Inhuman(26)
Before another urgent instruction could be called out, the car impacted with the water. The back right side hit first, causing the vehicle to lurch onto its side. As it became submerged, the interior quickly grew darker, but the onboard electrical system remained active, and lights in the dash glowed green and red, giving off some faint light by which to see.
The A.I. and Thel had had the wind knocked out of them, but they remained conscious as the car’s buoyancy brought it violently bouncing back to the surface, where it bobbed in the frothing aftermath of the impact and turned right side up.
“Uhn…” Thel moaned as she looked forward, searching for signs of life. “James?” she said weakly, struggling to find her own breath.
The A.I. was already working on an escape plan, even as the car began taking on water. He lunged into the trunk and once again tried to turn the screws to free the tire iron, but after wasting a few precious seconds, desperately twisting until his fingertips were bloody, he was convinced that the screws were just too tight. He reemerged into the main cabin.
Thel was desperately trying to rouse James. He was still alive, but had hit his head against the dashboard after the airbag had deflated, leaving his forehead bloodied, a gash raining crimson rivers of blood down the left side of his face.
The A.I. considered trying to tear the headrest of one of the front seats apart, betting that prying the metal extender free would be far easier than trying to unscrew the tire iron. The metal piece might be strong enough, he surmised. It could break the glass.
But then, suddenly, he felt a presence above him, a presence he felt he was somehow uncannily connected too. He craned his stiff neck upward and saw the candidate hovering, staring down at the car as it bobbed in the dark, suffocating abyss that was slowly swallowing them whole, like a snake devouring a rodent, its hind legs still struggling futilely, even though the cruel outcome was already decided.
“He’s watching us,” the A.I. stated, alerting Thel.
She quickly looked up. “Why?” Thel demanded. “I thought this guy was supposed to be the savior for humanity! But he gets off by watching people drown?”
“There may be more to it than that,” the A.I. replied, “but this much is certain. We won’t be able to escape until we’re no longer in his line of sight.”
“What are you talking about? We have to get out of here!” Thel protested. “This car’s filling up fast! We’ll be underwater in two minutes if we don’t—”
“Yes,” the A.I. conceded, keeping a watchful eye on the looming figure floating just meters above them, watching them through the transparent roof. “We’re going to go under. That’s when we’ll make our move.”
3
“The name’s Colonel Paine,” he said, giving a slight salute before extending his hand for Old-timer to shake as he strode toward him. “That’s in case we’ve never met, that is,” he said with a smile.
Old-timer looked at the colonel’s hand, outstretched in a gesture of friendly greeting. It was the hand of the man who’d decapitated his wife.

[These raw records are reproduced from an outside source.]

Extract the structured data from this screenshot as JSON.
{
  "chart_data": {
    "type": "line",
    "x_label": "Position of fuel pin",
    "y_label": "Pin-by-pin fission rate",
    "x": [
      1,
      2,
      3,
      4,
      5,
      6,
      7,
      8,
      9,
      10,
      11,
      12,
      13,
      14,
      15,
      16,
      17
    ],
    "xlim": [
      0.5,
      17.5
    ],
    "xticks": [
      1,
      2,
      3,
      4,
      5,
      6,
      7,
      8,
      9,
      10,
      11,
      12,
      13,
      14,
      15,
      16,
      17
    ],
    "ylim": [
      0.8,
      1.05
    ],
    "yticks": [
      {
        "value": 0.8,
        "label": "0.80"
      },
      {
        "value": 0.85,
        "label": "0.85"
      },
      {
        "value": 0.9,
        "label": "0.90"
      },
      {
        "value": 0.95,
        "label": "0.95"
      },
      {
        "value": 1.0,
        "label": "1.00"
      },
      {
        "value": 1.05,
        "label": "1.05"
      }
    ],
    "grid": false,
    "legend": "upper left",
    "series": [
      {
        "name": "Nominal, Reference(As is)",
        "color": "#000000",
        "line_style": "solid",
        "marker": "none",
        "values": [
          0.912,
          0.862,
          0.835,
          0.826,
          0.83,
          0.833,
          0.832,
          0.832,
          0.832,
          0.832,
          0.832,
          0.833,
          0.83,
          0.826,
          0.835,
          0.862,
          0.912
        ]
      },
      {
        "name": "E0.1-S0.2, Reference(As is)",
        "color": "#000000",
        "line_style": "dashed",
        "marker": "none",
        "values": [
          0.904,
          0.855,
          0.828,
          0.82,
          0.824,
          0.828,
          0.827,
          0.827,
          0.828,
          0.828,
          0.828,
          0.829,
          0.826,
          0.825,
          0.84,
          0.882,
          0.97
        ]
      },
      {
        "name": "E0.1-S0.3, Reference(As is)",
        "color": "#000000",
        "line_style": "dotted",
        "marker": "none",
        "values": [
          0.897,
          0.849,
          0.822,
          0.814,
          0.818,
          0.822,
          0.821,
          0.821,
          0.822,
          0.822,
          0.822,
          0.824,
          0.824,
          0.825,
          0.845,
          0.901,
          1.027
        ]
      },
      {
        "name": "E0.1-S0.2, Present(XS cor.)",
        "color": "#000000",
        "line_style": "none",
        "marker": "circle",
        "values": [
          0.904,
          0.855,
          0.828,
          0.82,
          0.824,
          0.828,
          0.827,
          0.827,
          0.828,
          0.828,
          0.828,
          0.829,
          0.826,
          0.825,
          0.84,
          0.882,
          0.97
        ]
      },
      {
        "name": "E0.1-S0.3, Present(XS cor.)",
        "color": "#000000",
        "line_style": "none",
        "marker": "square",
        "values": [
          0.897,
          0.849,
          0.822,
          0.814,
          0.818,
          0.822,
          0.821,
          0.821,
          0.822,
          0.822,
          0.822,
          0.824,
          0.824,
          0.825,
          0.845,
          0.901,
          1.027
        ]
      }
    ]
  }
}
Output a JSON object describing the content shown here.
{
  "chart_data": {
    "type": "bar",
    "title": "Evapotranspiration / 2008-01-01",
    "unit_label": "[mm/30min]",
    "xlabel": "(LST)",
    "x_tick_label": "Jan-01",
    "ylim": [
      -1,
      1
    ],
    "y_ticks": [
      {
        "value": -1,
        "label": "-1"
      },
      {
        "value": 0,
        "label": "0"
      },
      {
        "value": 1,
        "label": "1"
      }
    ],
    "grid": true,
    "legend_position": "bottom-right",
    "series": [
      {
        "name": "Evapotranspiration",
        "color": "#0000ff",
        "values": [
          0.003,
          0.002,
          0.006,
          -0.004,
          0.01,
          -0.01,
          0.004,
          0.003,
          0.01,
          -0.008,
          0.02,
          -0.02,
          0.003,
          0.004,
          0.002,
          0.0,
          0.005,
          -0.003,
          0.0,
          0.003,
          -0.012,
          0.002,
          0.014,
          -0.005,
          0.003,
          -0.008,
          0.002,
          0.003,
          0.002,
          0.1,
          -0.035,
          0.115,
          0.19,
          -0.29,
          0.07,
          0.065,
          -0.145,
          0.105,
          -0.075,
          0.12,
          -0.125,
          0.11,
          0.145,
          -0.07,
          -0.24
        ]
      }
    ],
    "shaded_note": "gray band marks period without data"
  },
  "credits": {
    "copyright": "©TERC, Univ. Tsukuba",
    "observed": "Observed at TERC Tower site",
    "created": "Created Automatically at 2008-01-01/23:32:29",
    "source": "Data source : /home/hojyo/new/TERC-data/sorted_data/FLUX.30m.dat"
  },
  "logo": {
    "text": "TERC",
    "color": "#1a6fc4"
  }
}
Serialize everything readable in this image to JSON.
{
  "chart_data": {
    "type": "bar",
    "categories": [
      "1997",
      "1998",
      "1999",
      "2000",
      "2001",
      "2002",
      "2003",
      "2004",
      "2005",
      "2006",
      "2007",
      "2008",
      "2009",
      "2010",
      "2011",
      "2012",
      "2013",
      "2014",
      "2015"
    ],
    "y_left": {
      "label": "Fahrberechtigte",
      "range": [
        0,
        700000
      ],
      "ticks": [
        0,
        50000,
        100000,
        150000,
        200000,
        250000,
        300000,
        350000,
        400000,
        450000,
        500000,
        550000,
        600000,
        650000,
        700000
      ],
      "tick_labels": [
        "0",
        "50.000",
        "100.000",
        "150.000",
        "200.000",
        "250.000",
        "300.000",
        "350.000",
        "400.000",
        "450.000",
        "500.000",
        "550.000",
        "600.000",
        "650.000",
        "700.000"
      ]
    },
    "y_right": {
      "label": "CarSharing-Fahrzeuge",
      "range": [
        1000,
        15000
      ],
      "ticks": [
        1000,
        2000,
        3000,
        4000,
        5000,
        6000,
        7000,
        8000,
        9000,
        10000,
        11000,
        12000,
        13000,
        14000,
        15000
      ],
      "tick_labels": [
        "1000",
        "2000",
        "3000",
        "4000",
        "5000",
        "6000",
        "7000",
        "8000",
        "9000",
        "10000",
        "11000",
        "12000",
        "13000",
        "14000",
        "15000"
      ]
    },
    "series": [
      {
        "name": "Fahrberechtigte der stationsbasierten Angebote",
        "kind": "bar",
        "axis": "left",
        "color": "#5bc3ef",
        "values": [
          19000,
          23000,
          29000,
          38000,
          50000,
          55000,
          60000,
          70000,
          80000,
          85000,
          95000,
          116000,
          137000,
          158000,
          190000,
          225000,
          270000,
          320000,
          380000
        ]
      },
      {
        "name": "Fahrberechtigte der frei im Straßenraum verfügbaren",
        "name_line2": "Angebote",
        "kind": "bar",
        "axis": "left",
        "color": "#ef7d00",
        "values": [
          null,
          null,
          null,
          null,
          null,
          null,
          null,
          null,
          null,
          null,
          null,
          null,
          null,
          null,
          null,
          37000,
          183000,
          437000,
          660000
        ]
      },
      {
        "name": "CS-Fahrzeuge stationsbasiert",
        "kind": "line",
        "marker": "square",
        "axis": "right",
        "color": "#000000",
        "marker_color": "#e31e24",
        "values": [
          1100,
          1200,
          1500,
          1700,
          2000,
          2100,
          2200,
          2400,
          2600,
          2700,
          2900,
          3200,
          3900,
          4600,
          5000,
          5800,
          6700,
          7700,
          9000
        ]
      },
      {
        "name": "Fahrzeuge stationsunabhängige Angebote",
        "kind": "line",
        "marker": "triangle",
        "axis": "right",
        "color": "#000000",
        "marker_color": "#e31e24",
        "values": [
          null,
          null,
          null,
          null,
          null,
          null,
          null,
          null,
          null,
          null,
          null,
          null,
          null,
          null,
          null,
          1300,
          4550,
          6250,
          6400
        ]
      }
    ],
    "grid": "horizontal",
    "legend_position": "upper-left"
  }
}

And yet, it wasn’t the same hand at all.
The other hand had been constructed of a carbon fiber composite and it appeared metallic and clawed—inhuman. But the hand currently extended to him in friendly greeting was that of a biological person. Old-timer looked up at the steely blue eyes, completely organic and not the cybernetic ones of the murderer who’d taken so much from him. This was not the Purist super soldier Old-timer remembered in his night terrors, night terrors he still experienced all those years later. “Paine?”
“That’s right,” Paine said. He was still smiling, but his eyes revealed a slight confusion, now that his gesture was being rebuffed. “You all right, soldier?”
“Soldier?” Old-timer uttered, stepping back. “I-I mean, uh...Craig was a soldier here?”
“Bravest man I ever knew,” Paine confirmed, keeping his hand outstretched, determined not to let it fall before the gesture was returned.
Old-timer finally reached out apprehensively, as though caught in a nightmare, and shook Paine’s hand.
“You seem a little…” Paine paused for a moment, searching for the right words. “You seem weirded out. Understandably, of course,” he concluded as he completed the handshake.
“Yeah, you could say that,” Old-timer replied. “This place...Sam called it the void. What is it?”
“This little hideaway?” Paine replied sardonically as he looked up and surveyed the perfect nothing in which they stood. A cigar seemed to appear out of nowhere and was suddenly in his grasp, and an equally unexpected match was suddenly struck to light it. Paine took a few puffs before he continued, “This is all that’s left.”